Для продолжения изучения осцилляций нейтрино нужно было объединить гораздо больше усилий как для восстановления детектора Супер-Камиоканде, продолжения эксперимента К2К, так и для начала нового эксперимента T2K 5. Там, где мы работали (первый ускорительный эксперимент с длинной базой К2К — КЕК-to-Kamioka), пучок от машины (протонного ускорителя с энергией 12 ГэВ) был направлен в детектор Супер-Камиоканде, который находился на расстоянии 250 км от протонного ускорителя в КЕК (Цукуба). В процессе восстановления Супер-Камиоканде произошло много изменений. В этот момент наши японские коллеги предложили руководству нашего института объединить усилия и войти в эксперимент. Одновременно в проект вошло много европейцев: всем стало понятно, что чем сложнее эксперимент, тем труднее с ним управляться. До аварии на Супер-Камиоканде фактически в эксперименте участвовали две страны — Япония и США. После аварии на Супер-Камиоканде российские ученые (наш институт), а также итальянцы, канадцы, французы, швейцарцы объединились, и проект стал большой международной коллаборацией. Это как раз позволило продолжить эксперимент К2K. А затем, когда мы работали в К2K, встал вопрос, что делать дальше. Набор статистики шел, осцилляции подтверждались — это был первый ускорительный эксперимент с длинной базой, который, собственно, и направлен был на подтверждение результата Супер-Камиоканде с атмосферными нейтрино.
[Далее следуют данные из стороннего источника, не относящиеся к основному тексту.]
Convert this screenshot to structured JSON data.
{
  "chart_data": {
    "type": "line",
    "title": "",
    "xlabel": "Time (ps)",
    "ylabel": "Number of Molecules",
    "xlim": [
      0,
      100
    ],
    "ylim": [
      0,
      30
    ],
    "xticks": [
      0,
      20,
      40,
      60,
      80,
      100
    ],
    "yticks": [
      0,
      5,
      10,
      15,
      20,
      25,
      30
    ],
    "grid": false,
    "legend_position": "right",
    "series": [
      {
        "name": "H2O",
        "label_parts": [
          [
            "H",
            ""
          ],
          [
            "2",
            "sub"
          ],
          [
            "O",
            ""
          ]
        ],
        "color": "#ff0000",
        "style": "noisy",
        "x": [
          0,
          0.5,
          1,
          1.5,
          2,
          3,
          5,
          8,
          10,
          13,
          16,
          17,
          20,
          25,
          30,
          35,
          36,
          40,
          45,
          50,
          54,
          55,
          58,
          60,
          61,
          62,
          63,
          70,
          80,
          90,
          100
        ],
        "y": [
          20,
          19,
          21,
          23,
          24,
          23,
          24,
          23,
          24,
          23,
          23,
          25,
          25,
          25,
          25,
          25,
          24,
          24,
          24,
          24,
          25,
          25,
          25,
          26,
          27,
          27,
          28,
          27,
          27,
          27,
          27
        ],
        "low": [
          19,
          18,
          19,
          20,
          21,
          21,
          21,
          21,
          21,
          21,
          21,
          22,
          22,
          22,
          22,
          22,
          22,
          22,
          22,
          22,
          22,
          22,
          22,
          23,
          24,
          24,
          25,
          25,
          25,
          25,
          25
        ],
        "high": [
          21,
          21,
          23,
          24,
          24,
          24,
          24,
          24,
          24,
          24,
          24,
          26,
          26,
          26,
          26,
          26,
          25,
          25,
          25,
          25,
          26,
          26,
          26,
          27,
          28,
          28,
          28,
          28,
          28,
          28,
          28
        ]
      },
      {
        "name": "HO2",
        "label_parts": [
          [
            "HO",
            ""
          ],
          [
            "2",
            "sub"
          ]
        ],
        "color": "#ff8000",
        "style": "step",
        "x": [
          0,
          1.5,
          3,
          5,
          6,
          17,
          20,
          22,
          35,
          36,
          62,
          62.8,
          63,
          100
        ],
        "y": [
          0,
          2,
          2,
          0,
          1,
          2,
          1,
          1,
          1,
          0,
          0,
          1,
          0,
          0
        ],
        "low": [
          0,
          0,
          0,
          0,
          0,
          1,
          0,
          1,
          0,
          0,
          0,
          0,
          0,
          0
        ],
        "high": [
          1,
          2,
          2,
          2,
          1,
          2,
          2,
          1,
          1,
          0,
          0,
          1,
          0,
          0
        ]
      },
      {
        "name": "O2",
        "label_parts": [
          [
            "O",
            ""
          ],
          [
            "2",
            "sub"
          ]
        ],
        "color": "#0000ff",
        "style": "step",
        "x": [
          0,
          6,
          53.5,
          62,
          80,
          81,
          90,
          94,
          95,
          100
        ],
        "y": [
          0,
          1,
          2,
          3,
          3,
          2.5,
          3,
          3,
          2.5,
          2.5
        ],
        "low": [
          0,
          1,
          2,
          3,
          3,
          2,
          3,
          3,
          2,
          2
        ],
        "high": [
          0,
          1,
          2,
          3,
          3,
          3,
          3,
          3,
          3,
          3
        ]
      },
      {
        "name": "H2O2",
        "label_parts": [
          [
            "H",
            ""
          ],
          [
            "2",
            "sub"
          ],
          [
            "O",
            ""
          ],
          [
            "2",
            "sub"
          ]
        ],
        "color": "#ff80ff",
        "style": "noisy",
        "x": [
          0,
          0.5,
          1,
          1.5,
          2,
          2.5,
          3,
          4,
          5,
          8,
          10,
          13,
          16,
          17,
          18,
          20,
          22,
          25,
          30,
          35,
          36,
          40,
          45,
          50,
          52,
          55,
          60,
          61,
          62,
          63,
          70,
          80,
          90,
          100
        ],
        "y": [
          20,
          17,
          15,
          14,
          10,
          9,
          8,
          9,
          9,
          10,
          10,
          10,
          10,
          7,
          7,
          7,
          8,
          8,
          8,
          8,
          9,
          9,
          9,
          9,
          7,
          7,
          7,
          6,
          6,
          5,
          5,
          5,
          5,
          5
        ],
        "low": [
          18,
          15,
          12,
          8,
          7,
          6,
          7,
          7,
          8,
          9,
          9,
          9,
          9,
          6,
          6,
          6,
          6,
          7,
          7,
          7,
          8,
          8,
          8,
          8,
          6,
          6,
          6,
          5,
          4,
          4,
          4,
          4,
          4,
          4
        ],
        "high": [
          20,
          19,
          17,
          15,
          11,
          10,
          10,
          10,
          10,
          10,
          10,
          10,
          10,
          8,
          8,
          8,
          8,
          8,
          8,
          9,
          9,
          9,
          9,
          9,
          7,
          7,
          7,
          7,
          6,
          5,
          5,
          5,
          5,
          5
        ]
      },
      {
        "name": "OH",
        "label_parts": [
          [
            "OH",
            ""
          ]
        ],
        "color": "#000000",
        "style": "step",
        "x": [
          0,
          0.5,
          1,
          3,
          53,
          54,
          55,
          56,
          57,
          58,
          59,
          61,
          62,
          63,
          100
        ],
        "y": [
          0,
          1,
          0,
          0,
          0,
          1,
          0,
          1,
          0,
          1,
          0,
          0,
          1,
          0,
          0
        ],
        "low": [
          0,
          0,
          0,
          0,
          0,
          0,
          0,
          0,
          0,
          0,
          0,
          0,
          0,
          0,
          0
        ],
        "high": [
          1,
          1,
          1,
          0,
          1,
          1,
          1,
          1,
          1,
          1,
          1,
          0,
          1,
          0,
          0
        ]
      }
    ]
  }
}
М. Б.: Мне кажется, тут нужно для массового читателя объяснить, что установка состоит из разных частей: в одном месте находится ускоритель, а в другом, примерно на том расстоянии, где максимум нейтринных осцилляций, устанавливается основной детектор. Рядом с ускорителем — еще один детектор, который как раз изготовили в ИЯИ РАН…

— Да, здесь речь идет о трех основных элементах эксперимента: пучок нейтрино, рождающийся на ускорителе. Затем ближний детектор, который измеряет свойства, состав и другие параметры нейтрино до осцилляции. Он стоит близко от места рождения нейтрино, несколько сотен метров, и нейтрино не успевают проосциллировать на такой короткой базе — если не брать в расчет стерильные нейтрино. И дальний детектор: расстояние выбирается такое, чтобы настроить энергию нейтрино на осцилляционный максимум. Таким образом, зная соотношение между энергией, базой и разностью квадратов масс нейтрино, надо поймать удачное сочетание, чтобы не промахнуться мимо осцилляцией, но, по счастью, намек был: мы знали из данных Супер-Камиоканде по атмосферным нейтрино, где это примерно должно произойти. Спектр нейтрино покрывает определенную область энергий, есть база, и если вы удачно попали — то увидите осцилляции, а если промахнулись — то деньги на эксперимент потрачены зря.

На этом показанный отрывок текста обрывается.